I'm not clever enough to work that out but if the tyres were the same width I can't see how the contact length would differ by 2 cm (a 33% increase!) when the difference in circumference of the wheels is less than 5%
Nope, I can't make the maths work for that either. I can see that the length would increase, but can't make it jump by that amount no matter what assumptions are made.
When you increase from say a 2.1 to a 2.3 tyre on a 26" wheel you generally run it at a lower pressure, because of the increased volume?

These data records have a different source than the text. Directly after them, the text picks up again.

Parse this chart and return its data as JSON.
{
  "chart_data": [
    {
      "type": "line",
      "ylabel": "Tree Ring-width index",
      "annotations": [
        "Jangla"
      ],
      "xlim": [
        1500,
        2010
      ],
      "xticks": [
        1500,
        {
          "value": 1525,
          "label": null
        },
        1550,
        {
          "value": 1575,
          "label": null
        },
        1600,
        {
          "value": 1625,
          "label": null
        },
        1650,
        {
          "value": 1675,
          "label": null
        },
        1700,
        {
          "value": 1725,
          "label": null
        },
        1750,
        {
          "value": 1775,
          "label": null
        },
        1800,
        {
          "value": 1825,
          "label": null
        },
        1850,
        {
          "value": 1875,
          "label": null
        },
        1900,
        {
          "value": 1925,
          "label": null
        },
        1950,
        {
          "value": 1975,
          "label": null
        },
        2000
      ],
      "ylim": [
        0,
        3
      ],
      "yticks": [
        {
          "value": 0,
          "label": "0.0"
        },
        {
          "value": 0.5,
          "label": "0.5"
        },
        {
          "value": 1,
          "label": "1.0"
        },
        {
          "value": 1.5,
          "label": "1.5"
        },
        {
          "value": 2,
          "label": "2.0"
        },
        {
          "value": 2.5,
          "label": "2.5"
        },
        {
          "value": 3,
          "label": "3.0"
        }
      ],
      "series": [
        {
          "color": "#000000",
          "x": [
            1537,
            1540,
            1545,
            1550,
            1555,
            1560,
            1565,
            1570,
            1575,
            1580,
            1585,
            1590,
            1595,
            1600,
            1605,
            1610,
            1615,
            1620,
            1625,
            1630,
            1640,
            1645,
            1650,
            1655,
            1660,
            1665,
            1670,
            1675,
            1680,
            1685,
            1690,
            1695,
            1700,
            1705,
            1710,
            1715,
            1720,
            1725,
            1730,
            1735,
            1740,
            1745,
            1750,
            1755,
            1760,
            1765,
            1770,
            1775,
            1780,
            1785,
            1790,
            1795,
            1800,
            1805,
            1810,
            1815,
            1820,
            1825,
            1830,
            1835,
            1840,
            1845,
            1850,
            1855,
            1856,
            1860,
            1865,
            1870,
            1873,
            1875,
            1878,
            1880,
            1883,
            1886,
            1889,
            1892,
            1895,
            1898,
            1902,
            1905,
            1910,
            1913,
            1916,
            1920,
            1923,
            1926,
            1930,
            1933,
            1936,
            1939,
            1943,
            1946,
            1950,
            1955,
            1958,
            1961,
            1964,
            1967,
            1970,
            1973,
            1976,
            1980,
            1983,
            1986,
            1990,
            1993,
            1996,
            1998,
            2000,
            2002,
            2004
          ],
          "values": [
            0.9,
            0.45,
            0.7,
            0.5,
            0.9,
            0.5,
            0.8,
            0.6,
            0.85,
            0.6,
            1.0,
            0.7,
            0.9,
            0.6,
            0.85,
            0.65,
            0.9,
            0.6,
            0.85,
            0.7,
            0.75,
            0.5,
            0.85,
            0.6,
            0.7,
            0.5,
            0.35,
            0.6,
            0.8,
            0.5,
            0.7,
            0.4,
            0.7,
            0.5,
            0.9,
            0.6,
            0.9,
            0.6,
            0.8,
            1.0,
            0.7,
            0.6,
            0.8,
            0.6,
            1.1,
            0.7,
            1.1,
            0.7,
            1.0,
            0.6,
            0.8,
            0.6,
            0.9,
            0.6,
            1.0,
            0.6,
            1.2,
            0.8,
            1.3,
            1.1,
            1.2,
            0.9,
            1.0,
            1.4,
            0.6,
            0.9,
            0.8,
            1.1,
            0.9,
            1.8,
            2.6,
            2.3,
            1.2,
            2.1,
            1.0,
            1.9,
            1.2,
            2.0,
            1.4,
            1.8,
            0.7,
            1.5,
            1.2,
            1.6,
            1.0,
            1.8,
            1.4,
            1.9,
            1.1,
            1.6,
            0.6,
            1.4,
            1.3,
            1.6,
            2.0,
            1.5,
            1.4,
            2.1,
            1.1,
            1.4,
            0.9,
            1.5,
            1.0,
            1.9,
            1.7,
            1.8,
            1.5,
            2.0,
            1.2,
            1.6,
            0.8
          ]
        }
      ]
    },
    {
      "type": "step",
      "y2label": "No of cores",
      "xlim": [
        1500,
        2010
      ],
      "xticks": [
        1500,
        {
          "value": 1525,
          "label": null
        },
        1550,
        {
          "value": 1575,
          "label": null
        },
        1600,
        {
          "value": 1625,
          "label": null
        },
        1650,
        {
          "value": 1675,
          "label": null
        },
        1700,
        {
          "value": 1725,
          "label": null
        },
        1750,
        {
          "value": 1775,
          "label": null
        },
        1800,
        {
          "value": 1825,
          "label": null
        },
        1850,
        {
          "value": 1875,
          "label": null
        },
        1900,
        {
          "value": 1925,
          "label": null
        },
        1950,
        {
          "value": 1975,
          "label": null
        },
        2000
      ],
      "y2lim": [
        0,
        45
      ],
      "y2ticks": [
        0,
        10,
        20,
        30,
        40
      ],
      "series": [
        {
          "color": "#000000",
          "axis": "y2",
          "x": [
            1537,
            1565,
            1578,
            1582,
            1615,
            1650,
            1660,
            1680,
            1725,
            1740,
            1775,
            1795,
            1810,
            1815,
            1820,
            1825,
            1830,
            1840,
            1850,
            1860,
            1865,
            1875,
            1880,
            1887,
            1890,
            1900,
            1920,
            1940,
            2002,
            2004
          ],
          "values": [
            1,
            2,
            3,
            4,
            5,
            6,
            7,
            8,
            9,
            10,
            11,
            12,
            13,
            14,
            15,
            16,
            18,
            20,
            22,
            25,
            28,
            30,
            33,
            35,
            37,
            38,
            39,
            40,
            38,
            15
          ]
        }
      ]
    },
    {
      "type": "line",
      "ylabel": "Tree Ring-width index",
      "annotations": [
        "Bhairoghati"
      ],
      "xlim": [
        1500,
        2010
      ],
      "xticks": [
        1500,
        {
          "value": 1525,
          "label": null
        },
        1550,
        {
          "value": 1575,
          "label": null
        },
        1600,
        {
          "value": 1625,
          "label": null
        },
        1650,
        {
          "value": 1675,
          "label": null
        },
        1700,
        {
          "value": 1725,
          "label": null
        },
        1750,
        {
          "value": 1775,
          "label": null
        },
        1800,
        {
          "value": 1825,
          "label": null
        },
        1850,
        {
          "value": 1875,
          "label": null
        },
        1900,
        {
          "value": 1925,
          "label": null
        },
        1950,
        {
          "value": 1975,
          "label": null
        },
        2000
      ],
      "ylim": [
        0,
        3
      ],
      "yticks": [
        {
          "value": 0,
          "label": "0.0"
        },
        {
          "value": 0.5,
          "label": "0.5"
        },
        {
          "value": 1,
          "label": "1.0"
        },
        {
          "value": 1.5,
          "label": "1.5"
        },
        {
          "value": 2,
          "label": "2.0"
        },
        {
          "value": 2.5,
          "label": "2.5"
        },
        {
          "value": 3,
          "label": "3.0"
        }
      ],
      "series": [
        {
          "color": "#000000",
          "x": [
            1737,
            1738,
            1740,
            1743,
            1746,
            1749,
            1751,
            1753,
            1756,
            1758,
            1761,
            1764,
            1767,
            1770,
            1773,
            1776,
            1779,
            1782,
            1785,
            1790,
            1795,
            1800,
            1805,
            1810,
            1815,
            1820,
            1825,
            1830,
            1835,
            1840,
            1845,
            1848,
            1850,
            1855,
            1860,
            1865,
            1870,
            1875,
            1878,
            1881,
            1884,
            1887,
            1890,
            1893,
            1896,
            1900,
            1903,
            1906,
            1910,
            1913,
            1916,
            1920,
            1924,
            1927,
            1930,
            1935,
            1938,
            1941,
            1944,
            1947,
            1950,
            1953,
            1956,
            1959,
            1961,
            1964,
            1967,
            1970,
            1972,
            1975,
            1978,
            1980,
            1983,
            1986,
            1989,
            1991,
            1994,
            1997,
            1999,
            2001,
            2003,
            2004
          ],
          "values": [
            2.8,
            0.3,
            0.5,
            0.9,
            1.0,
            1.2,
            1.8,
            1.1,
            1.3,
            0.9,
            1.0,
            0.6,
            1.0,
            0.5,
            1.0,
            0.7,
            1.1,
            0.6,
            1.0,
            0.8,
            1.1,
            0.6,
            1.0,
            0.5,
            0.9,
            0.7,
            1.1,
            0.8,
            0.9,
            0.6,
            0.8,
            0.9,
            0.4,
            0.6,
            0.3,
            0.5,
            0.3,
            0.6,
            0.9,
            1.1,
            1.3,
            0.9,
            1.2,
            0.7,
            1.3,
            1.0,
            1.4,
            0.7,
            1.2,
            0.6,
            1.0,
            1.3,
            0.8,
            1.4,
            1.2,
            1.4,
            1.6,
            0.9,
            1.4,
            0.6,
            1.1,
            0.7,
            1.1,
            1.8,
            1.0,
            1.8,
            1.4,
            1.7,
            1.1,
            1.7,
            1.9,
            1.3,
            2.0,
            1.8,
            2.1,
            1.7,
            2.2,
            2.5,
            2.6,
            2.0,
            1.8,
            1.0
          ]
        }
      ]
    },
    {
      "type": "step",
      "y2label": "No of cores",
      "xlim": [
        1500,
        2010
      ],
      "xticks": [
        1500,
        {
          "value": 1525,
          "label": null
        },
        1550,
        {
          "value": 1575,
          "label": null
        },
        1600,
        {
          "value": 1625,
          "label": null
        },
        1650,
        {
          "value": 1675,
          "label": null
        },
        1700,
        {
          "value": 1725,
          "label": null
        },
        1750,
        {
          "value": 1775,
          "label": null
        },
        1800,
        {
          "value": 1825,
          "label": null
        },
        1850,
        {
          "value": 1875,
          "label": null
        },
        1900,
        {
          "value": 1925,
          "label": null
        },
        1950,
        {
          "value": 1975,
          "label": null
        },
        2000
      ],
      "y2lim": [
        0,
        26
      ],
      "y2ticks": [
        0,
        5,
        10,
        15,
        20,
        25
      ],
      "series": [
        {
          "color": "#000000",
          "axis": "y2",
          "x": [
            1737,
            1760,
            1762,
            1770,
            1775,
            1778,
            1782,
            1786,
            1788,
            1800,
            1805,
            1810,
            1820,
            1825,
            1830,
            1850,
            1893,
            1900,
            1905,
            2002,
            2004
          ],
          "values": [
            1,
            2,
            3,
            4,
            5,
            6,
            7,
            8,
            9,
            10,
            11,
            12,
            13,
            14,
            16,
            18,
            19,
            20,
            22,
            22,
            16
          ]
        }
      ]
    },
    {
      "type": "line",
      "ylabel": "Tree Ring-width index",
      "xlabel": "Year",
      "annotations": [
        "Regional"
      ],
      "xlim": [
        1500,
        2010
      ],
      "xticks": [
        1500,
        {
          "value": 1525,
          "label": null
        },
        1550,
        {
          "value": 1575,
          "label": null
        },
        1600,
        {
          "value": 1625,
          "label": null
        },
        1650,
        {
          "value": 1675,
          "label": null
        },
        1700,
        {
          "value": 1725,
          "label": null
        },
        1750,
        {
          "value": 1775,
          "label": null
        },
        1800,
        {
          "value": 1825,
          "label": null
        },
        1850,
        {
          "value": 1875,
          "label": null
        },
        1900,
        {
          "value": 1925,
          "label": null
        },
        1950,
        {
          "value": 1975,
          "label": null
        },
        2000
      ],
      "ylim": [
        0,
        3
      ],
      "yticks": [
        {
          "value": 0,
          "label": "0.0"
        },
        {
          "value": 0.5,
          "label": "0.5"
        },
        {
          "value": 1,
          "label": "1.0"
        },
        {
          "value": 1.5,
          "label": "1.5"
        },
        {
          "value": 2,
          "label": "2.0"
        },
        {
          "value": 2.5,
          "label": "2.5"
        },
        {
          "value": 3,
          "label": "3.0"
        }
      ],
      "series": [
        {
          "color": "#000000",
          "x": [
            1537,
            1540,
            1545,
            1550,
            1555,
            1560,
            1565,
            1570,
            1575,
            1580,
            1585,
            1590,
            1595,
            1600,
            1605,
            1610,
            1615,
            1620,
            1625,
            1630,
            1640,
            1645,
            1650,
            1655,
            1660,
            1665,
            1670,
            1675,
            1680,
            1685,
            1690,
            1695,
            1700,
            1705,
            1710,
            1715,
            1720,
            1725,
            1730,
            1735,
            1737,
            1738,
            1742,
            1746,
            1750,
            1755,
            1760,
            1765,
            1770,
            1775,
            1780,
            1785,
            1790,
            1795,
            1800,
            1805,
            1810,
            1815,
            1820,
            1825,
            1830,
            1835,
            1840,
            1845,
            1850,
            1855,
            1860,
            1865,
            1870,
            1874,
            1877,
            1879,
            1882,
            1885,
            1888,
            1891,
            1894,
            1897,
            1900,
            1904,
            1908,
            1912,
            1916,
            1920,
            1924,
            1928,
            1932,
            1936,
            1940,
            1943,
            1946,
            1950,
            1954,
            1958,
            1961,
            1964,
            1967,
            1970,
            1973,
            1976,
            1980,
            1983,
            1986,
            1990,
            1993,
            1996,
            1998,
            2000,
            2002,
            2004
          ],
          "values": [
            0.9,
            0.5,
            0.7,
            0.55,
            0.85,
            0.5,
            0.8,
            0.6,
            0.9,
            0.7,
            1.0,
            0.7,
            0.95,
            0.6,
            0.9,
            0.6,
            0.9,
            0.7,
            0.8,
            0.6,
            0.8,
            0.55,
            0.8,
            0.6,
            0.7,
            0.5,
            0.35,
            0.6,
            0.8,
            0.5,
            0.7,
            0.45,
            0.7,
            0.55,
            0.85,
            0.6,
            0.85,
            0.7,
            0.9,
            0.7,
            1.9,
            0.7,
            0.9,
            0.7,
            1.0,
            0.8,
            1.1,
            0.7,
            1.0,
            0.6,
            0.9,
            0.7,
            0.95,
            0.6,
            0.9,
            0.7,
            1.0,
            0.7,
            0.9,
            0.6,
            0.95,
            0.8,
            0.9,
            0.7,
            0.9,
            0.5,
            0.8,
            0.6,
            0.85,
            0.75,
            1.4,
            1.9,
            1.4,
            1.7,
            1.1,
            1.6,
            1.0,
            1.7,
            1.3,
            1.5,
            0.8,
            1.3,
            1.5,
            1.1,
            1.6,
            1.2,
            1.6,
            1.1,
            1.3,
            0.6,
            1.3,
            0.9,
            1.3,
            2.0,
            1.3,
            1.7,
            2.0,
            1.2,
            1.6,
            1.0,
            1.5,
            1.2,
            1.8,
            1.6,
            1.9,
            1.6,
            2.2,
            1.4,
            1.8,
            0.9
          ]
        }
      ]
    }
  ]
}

I might be missing something here, but assuming you're running the same width tyre on a 26" and a 29" wheel wouldn't you run the tyre on the 29" wheel at a lower pressure because of the higher volume of the tyre, which in turn would give a larger contact patch?*
* this could be completely wrong.
Nope, I can't make the maths work for that either. I can see that the length would increase, but can't make it jump by that amount no matter what assumptions are made.
Fit a really narrow tyre and let all the air out ๐ I doubt that Giant have made it up, but I bet they've made some very unrealistic assumptions.
For the record I have a 26" bike and a 29er and I've never felt this supposed increase in grip. The bike that grips best is the one with the grippier tyres. If they both have the same make/model of tyre fitted then it's the one with the lower pressure. Beyond that I really can't feel a difference in grip, but then again I'm not a particularly sensitive soul.